La Justicia tiene que hablar, pero ya dio unos golpecitos en la testa de la SGAE cuando ésta llevó a los tribunales a la modesta revista Quimera por criticar el asunto del canon, hace tres años. El juez dijo entonces que en una democracia la gente tenía derecho a criticar, a no estar de acuerdo y a publicar su opinión. Es que hay que explicarlo todo.

Por mano del misterioso e impecable juez Ruz, la Justicia tendrá que hablar otra vez. Mientras esto escribo, está declarando el ex cantante de Los Canarios, de modo que habrá que estar atentos a lo que salga de ahí.
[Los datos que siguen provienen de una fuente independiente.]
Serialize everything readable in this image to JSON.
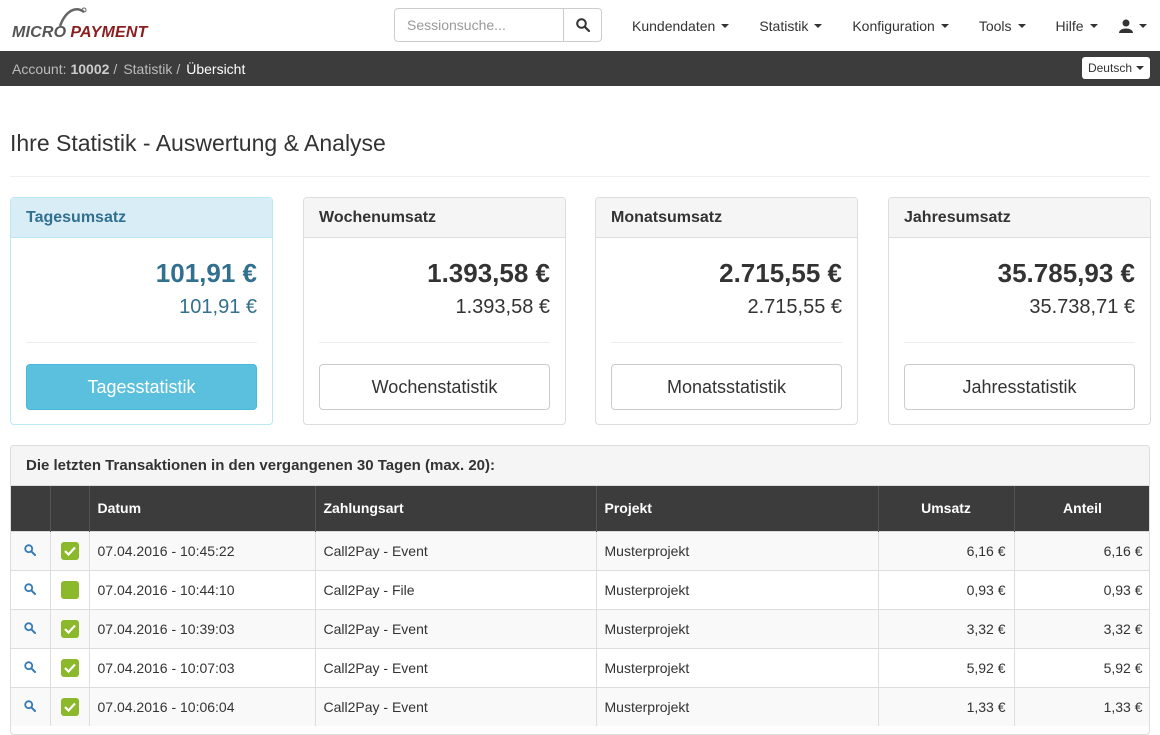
{
  "brand": {
    "micro": "MICRO",
    "payment": "PAYMENT"
  },
  "search": {
    "placeholder": "Sessionsuche..."
  },
  "nav": [
    {
      "label": "Kundendaten"
    },
    {
      "label": "Statistik"
    },
    {
      "label": "Konfiguration"
    },
    {
      "label": "Tools"
    },
    {
      "label": "Hilfe"
    }
  ],
  "breadcrumb": {
    "account_label": "Account:",
    "account_number": "10002",
    "level1": "Statistik",
    "current": "Übersicht",
    "sep": "/"
  },
  "language": "Deutsch",
  "page_title": "Ihre Statistik - Auswertung & Analyse",
  "panels": [
    {
      "title": "Tagesumsatz",
      "big": "101,91 €",
      "small": "101,91 €",
      "button": "Tagesstatistik"
    },
    {
      "title": "Wochenumsatz",
      "big": "1.393,58 €",
      "small": "1.393,58 €",
      "button": "Wochenstatistik"
    },
    {
      "title": "Monatsumsatz",
      "big": "2.715,55 €",
      "small": "2.715,55 €",
      "button": "Monatsstatistik"
    },
    {
      "title": "Jahresumsatz",
      "big": "35.785,93 €",
      "small": "35.738,71 €",
      "button": "Jahresstatistik"
    }
  ],
  "transactions": {
    "title": "Die letzten Transaktionen in den vergangenen 30 Tagen (max. 20):",
    "columns": [
      "Datum",
      "Zahlungsart",
      "Projekt",
      "Umsatz",
      "Anteil"
    ],
    "rows": [
      {
        "date": "07.04.2016 - 10:45:22",
        "method": "Call2Pay - Event",
        "project": "Musterprojekt",
        "amount": "6,16 €",
        "share": "6,16 €",
        "checked": true
      },
      {
        "date": "07.04.2016 - 10:44:10",
        "method": "Call2Pay - File",
        "project": "Musterprojekt",
        "amount": "0,93 €",
        "share": "0,93 €",
        "checked": false
      },
      {
        "date": "07.04.2016 - 10:39:03",
        "method": "Call2Pay - Event",
        "project": "Musterprojekt",
        "amount": "3,32 €",
        "share": "3,32 €",
        "checked": true
      },
      {
        "date": "07.04.2016 - 10:07:03",
        "method": "Call2Pay - Event",
        "project": "Musterprojekt",
        "amount": "5,92 €",
        "share": "5,92 €",
        "checked": true
      },
      {
        "date": "07.04.2016 - 10:06:04",
        "method": "Call2Pay - Event",
        "project": "Musterprojekt",
        "amount": "1,33 €",
        "share": "1,33 €",
        "checked": true
      }
    ]
  },
  "colors": {
    "accent": "#5bc0de",
    "info_text": "#31708f",
    "check_green": "#8cb82b",
    "dark_bar": "#3c3c3c",
    "brand_red": "#8b1f1f"
  }
}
Se dice que él no está implicado en las operaciones ilícitas (el desvío de recaudaciones que debieran haber ido a parar a los autores y que parecen haberse acomodado en ciertas cuentas corrientes de los encausados), algo que yo celebraría, más que nada por conservar la idea de que el orden es más democrático y más justo que el caos.

Al abogado Juan de la Cueva se le estará escapando una sonrisa maliciosa por la comisura de los labios: es el gesto de triunfo de quien lleva años tratando de paliar los abusos de la todopoderosa oficina de recaudación sobre los más débiles, como fue el caso ya mencionado de la revista cultural. De la Cueva ya explicó en su día que el canon venimos a pagarlo todos los españoles ya que el mayor contribuyente al mismo es la Administración, gigante poseedor de fotocopiadoras. No digamos la administración de Justicia, que suele copiar en CD o en DVD muchas de sus actividades. O la sanidad pública.

La verdad es que la SGAE lleva perdidos unos cuantos juicios relacionados con el pago del canon, lo que a veces aparece en pequeños rincones de entrada y página par de los diarios, poco accesibles a la mirada desatenta de los lectores. Cuando nos indignamos al leer noticias adversas hace falta recordar que la justicia no para y que al final, en la mayor parte de los casos, se equilibran las fuerzas del mal con las del bien. Vale, acabo de escribir esto y no lo creo ni yo  misma, pero la culpa la tiene un cruce de imágenes del rostro del tal Soros con el de una niña llorosa de Mali a la espera de un cuenco de avena cocida.